DOSSIER OMONDO SPÉCIAL 1 : BOYCOTT DE LA MONDIALE 2026 AUX USA — ÉTHIQUE SPORTIVE OU SUICIDE DIPLOMATIQUE ?
Introduction : Le sport au cœur de la tourmente protectionniste À moins de six mois du coup d'envoi de la Coupe du Monde de la FIFA 2026, qui doit se dérouler sur le sol nord-américain (USA, Canada, Mexique), une question brûlante sature les chancelleries européennes et les états-majors des BRICS+ : faut-il boycotter l'événement ? Ce qui devait être la célébration du "soccer" sur le territoire de la première puissance mondiale est devenu l'otage d'une guerre froide commerciale et idéologique sans précédent. Le débat ne porte plus sur le hors-jeu ou la VAR, mais sur la légitimité d'une nation hôte qui a fait de l'unilatéralisme radical sa doctrine d'État.
Le contexte : L'hostilité comme politique d'accueil
Le mouvement "Boycott USA 2026" a pris racine suite à la promulgation de l'Inflation Reduction Act II et des restrictions de visas imposées aux délégations des nations jugées "non-amies" par Washington. Pour de nombreux pays, participer à cette compétition revient à cautionner le protectionnisme agressif de la Maison Blanche.
L'argument éthique : Le sport ne peut plus être neutre

Les partisans du boycott, menés par un collectif d'intellectuels et d'anciens diplomates, soutiennent que le football ne peut s'abstraire des réalités humaines. Ils pointent du doigt :
- L'instrumentalisation politique : La Maison Blanche a déjà annoncé que la finale à New York serait le théâtre d'un discours sur la "Primauté Américaine".
- L'asymétrie des visas : Plusieurs joueurs vedettes d'origine iranienne, syrienne ou cubaine, évoluant pourtant dans des championnats européens, se voient refuser l'entrée sur le territoire US pour des raisons de "sécurité nationale".
- L'impact écologique : Le format à 48 équipes impose des déplacements transcontinentaux massifs, en totale contradiction avec les accords de Paris, que Washington a de nouveau ostensiblement ignorés.

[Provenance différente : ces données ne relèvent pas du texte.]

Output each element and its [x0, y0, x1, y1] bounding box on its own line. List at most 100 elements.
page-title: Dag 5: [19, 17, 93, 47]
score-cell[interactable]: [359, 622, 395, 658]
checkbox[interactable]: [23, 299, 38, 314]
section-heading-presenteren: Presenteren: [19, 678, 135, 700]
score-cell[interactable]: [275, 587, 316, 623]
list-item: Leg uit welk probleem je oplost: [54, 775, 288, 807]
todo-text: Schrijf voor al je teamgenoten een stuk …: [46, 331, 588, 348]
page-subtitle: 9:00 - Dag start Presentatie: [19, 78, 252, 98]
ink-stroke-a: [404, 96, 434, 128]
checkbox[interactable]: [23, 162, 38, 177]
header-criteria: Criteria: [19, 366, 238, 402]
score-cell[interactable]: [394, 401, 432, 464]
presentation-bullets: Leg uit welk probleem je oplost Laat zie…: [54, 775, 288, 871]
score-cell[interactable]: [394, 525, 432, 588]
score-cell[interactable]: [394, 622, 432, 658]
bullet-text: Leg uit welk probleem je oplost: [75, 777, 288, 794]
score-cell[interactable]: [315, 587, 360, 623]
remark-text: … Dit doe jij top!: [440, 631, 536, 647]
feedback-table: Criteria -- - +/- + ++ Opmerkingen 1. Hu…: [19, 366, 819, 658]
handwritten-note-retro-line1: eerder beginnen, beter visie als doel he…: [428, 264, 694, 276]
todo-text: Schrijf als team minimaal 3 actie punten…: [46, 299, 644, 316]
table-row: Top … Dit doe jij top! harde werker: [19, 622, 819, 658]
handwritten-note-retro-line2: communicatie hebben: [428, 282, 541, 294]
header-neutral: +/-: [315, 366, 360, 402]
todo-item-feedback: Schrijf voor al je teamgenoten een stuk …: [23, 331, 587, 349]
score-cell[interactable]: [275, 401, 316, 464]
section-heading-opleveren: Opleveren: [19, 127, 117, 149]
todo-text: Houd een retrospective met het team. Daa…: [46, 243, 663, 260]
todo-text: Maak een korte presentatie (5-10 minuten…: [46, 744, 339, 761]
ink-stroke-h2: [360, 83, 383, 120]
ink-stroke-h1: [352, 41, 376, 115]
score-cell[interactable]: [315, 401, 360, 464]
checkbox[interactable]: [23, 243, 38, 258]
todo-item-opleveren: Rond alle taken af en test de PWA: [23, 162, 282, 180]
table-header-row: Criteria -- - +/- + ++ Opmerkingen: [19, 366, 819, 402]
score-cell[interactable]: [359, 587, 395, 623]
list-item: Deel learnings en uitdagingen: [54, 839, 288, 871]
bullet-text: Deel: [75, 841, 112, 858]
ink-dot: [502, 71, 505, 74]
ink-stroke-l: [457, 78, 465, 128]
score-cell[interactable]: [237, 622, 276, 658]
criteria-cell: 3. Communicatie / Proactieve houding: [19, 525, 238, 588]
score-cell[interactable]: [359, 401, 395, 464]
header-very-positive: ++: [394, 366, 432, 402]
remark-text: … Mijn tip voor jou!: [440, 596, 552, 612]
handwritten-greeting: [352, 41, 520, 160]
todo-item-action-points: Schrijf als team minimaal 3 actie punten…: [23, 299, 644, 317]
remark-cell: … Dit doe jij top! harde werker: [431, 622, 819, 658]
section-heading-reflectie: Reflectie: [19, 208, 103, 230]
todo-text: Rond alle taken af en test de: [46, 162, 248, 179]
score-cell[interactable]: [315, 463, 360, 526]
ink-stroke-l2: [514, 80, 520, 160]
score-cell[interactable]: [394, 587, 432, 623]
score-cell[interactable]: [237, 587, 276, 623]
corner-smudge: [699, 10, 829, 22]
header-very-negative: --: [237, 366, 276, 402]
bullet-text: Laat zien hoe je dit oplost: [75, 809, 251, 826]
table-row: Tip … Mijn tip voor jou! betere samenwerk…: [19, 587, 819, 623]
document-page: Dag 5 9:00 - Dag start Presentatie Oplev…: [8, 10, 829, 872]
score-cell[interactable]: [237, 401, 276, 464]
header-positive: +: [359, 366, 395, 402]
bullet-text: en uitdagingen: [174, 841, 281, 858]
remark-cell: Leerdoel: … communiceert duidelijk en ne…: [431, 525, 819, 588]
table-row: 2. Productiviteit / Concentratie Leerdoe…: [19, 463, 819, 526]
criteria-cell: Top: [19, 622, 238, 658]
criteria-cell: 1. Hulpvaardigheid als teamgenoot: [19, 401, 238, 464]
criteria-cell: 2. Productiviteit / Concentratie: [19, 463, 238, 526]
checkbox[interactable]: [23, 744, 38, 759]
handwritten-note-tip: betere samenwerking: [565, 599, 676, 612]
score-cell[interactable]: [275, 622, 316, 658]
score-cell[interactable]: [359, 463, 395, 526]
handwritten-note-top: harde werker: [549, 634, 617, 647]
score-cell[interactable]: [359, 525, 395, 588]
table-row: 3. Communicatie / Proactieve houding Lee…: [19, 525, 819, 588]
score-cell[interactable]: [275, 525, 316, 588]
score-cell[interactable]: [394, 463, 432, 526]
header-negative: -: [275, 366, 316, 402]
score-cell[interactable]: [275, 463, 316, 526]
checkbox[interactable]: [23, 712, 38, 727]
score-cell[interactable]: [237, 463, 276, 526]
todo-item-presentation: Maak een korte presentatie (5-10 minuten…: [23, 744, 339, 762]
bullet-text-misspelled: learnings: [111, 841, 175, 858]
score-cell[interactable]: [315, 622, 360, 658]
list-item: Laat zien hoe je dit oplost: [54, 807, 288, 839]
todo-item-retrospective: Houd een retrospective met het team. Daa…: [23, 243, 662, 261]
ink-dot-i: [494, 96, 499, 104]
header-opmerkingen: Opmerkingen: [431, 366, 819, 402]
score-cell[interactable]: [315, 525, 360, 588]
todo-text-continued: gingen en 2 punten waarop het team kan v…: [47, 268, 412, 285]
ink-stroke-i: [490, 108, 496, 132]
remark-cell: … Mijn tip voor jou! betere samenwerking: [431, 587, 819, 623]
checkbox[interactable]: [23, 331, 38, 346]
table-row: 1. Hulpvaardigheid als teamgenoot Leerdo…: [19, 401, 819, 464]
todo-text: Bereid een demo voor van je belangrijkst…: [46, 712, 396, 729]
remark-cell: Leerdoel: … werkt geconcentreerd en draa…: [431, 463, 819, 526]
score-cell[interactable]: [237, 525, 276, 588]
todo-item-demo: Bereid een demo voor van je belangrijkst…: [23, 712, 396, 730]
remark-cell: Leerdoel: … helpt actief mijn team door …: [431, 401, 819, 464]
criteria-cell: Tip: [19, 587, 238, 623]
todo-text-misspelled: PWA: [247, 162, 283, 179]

Le risque du suicide diplomatique
À l'inverse, les fédérations nationales et les géants du luxe comme LVMH (voir Article 22) craignent les retombées d'une absence volontaire. Un boycott sportif est souvent le prélude à une rupture totale des relations commerciales. Pour la France, ne pas envoyer les Bleus aux USA, c'est s'exposer à des sanctions économiques immédiates sur les exportations de vin, de cosmétiques et de technologies aéronautiques. De plus, l'histoire a montré que les boycotts (Moscou 1980, Los Angeles 1984) n'ont jamais infléchi la politique des grandes puissances, mais ont seulement puni les athlètes. En 2026, le football est une économie monde qui pèse 300 milliards de dollars. S'en extraire, c'est laisser le champ libre à une domination culturelle américaine sans contre-pouvoir.